Similarly, although the question of funding does matter, industry support for the research do not matter not nearly so much as the question of what the largest, best-designed and reproducible studies have discovered. As it stands, in spite of noise in the data, the weight of the evidence continues to support the conclusion that cell phones, cell towers, wi-fi networks or any other everyday electromagnetic fields pose no significant risk to human health.

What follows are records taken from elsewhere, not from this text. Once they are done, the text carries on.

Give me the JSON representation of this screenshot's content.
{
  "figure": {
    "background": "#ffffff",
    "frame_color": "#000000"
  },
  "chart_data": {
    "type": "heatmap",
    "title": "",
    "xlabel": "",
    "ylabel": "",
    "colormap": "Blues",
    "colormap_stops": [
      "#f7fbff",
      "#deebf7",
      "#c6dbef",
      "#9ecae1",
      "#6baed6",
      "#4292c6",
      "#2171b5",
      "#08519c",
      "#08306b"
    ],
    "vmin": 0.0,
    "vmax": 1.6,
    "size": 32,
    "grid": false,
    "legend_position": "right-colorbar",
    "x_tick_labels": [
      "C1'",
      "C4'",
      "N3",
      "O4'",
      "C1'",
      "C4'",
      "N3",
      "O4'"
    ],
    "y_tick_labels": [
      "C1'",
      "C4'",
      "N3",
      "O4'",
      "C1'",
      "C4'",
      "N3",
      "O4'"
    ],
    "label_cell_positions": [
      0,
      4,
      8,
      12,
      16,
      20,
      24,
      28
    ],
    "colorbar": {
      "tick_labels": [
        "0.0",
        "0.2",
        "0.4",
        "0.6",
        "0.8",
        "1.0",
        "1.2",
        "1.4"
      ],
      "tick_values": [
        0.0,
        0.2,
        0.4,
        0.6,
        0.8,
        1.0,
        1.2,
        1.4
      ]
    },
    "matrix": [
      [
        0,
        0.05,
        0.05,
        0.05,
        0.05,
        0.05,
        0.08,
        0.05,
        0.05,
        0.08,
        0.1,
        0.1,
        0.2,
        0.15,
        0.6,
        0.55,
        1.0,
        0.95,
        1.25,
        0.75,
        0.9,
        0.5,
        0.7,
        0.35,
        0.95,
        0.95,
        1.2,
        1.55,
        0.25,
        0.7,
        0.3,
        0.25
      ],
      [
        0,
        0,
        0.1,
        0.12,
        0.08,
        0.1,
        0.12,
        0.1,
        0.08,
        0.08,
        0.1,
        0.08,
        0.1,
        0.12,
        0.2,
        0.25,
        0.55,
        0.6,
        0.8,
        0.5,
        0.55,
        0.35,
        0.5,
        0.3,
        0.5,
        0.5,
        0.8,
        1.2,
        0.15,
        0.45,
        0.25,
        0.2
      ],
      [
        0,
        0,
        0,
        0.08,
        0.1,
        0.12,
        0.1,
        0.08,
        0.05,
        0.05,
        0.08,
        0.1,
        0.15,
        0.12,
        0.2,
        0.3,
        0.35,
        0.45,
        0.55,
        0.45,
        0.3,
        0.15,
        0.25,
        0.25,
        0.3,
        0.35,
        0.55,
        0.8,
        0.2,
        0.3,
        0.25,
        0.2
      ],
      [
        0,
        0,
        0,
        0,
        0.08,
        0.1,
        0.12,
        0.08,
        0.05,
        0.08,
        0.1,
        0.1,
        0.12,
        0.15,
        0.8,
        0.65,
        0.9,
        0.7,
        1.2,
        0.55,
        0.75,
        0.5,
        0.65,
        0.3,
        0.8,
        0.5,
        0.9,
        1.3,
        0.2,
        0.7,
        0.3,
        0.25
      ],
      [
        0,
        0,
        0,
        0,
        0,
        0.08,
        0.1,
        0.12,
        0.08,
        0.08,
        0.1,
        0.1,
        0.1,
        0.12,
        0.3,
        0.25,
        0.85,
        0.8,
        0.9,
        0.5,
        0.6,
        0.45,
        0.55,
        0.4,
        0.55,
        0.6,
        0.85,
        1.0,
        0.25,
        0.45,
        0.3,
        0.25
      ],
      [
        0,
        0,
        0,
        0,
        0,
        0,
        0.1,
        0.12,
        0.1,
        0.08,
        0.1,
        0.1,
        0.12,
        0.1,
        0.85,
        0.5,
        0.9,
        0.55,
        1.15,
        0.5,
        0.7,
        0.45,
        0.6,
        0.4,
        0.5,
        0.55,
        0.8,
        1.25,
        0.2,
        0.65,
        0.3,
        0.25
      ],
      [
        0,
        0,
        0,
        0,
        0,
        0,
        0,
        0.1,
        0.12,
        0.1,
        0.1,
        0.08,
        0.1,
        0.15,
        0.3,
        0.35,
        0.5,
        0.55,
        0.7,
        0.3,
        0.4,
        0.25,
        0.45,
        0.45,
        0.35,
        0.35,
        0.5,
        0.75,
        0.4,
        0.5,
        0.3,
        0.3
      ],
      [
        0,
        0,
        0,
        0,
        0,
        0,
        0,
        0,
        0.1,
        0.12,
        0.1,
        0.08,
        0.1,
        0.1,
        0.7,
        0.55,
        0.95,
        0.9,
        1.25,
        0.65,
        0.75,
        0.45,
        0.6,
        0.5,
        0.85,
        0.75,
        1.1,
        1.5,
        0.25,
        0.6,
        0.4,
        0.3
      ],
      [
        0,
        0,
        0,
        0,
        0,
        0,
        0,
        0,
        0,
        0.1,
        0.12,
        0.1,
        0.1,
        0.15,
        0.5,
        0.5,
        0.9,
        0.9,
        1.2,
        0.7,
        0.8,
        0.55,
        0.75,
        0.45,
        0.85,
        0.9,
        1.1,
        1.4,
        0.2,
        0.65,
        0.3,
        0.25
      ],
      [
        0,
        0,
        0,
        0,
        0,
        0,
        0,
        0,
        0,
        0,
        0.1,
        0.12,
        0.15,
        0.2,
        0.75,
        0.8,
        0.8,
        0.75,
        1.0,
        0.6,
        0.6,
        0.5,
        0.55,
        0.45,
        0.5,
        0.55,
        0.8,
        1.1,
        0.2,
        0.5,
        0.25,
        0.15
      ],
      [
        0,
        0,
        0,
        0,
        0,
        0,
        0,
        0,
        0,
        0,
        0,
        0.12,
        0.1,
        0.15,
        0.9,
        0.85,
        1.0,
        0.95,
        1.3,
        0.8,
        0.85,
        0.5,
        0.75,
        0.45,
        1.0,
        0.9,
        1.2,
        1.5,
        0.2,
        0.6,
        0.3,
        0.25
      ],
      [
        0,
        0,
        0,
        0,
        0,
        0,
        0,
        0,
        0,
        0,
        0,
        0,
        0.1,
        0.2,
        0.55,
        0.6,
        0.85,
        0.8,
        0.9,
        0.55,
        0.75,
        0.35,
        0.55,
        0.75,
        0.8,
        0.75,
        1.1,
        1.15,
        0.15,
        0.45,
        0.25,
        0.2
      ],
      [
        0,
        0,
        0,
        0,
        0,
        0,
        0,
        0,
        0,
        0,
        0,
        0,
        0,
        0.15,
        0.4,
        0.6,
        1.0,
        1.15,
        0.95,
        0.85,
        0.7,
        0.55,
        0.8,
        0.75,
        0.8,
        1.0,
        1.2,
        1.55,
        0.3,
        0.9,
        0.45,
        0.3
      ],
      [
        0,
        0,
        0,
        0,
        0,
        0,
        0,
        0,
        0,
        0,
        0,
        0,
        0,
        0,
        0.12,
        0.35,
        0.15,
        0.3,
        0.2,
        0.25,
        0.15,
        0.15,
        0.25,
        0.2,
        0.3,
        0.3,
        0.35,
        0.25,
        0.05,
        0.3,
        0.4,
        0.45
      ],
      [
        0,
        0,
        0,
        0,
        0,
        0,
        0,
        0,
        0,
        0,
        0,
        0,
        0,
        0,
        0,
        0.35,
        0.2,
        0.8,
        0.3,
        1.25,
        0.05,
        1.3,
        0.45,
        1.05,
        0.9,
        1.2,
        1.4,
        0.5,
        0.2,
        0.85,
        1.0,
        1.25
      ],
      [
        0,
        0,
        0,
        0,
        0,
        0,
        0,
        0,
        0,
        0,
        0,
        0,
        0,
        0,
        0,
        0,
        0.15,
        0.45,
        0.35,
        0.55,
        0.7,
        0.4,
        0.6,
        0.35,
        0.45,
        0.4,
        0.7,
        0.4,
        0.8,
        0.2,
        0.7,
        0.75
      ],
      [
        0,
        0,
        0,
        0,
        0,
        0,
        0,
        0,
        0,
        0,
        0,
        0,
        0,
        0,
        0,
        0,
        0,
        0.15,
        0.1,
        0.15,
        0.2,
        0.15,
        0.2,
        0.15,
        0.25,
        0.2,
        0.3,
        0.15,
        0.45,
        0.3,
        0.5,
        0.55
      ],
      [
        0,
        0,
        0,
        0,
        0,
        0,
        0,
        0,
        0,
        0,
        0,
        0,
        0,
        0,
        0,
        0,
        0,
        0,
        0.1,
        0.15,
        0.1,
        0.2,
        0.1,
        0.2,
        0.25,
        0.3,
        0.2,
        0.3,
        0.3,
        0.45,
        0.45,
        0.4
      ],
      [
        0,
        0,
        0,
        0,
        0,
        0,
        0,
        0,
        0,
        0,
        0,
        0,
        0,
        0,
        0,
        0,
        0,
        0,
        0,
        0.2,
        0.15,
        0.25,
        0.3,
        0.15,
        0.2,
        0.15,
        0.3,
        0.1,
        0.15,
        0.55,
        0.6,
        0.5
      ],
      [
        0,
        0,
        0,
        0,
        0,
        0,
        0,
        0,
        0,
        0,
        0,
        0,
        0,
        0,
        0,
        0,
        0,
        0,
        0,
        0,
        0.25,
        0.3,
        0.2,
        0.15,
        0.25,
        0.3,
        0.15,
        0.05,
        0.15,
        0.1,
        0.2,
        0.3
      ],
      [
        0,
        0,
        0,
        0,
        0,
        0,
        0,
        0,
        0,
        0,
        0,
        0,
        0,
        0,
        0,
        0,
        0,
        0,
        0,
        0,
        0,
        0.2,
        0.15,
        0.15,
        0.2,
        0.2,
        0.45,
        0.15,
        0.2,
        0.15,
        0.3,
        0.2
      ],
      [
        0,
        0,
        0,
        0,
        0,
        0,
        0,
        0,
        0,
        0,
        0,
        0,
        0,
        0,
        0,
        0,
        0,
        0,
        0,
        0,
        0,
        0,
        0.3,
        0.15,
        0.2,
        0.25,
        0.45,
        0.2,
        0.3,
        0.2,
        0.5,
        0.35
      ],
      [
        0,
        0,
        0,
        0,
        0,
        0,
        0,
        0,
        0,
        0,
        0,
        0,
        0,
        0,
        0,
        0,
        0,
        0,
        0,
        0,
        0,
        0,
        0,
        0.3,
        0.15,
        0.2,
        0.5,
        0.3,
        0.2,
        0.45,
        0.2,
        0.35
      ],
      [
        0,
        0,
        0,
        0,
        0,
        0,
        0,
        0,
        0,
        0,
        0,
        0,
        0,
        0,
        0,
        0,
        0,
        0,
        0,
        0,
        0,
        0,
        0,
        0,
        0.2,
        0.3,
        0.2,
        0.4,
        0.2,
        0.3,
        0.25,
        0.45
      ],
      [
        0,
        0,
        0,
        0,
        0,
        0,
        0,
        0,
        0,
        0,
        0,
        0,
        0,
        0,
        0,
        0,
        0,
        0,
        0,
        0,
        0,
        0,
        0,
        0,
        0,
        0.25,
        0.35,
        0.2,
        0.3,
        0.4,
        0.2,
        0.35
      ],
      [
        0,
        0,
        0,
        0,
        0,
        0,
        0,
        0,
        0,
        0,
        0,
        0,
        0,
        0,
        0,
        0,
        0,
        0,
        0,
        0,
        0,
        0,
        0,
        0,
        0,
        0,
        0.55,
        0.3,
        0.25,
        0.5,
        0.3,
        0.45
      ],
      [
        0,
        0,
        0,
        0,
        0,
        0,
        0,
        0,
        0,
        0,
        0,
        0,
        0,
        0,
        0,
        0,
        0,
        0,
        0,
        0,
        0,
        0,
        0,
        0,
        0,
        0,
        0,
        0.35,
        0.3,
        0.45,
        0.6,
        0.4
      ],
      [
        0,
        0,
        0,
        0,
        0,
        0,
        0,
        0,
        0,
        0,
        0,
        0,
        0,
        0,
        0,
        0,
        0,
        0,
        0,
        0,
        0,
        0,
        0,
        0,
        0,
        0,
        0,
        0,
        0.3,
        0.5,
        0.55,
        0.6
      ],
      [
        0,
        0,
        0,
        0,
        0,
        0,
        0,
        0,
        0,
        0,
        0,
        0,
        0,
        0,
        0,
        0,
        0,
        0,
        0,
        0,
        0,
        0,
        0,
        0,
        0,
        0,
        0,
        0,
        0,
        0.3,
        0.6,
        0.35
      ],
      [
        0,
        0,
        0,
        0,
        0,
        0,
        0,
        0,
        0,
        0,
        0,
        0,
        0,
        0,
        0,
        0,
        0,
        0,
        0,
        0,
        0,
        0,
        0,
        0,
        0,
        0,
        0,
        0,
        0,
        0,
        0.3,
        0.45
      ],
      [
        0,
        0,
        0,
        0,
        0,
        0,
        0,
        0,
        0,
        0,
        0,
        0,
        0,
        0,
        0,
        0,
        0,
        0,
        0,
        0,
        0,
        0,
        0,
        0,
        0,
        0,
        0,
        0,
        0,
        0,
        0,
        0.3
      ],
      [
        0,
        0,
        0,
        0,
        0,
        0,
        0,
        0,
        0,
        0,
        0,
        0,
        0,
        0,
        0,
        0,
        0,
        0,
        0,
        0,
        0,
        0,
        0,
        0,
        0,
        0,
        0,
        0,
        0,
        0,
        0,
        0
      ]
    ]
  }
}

If anyone has read this far in the post, you may be wondering why anyone should care about this. Personally, I couldn’t be bothered if people read articles like the one in the Times and decide to cancel their high-speed internet or throw away their iPhones. After all, the public health effects of cell phone hysterics are nonexistent compared to the perils caused by, say, people who refuse to have their kids vaccinated against measles. But while the species may be distinct, the fears of EMF and vaccines share the same genus. Moreover, bad science reporting on any particular issue is bad for critical thought in general, and it reinforces our shared misunderstanding of how the scientific community actually works. And if that’s not sufficient justification, remember that the condemnation of bullshit is its own reward.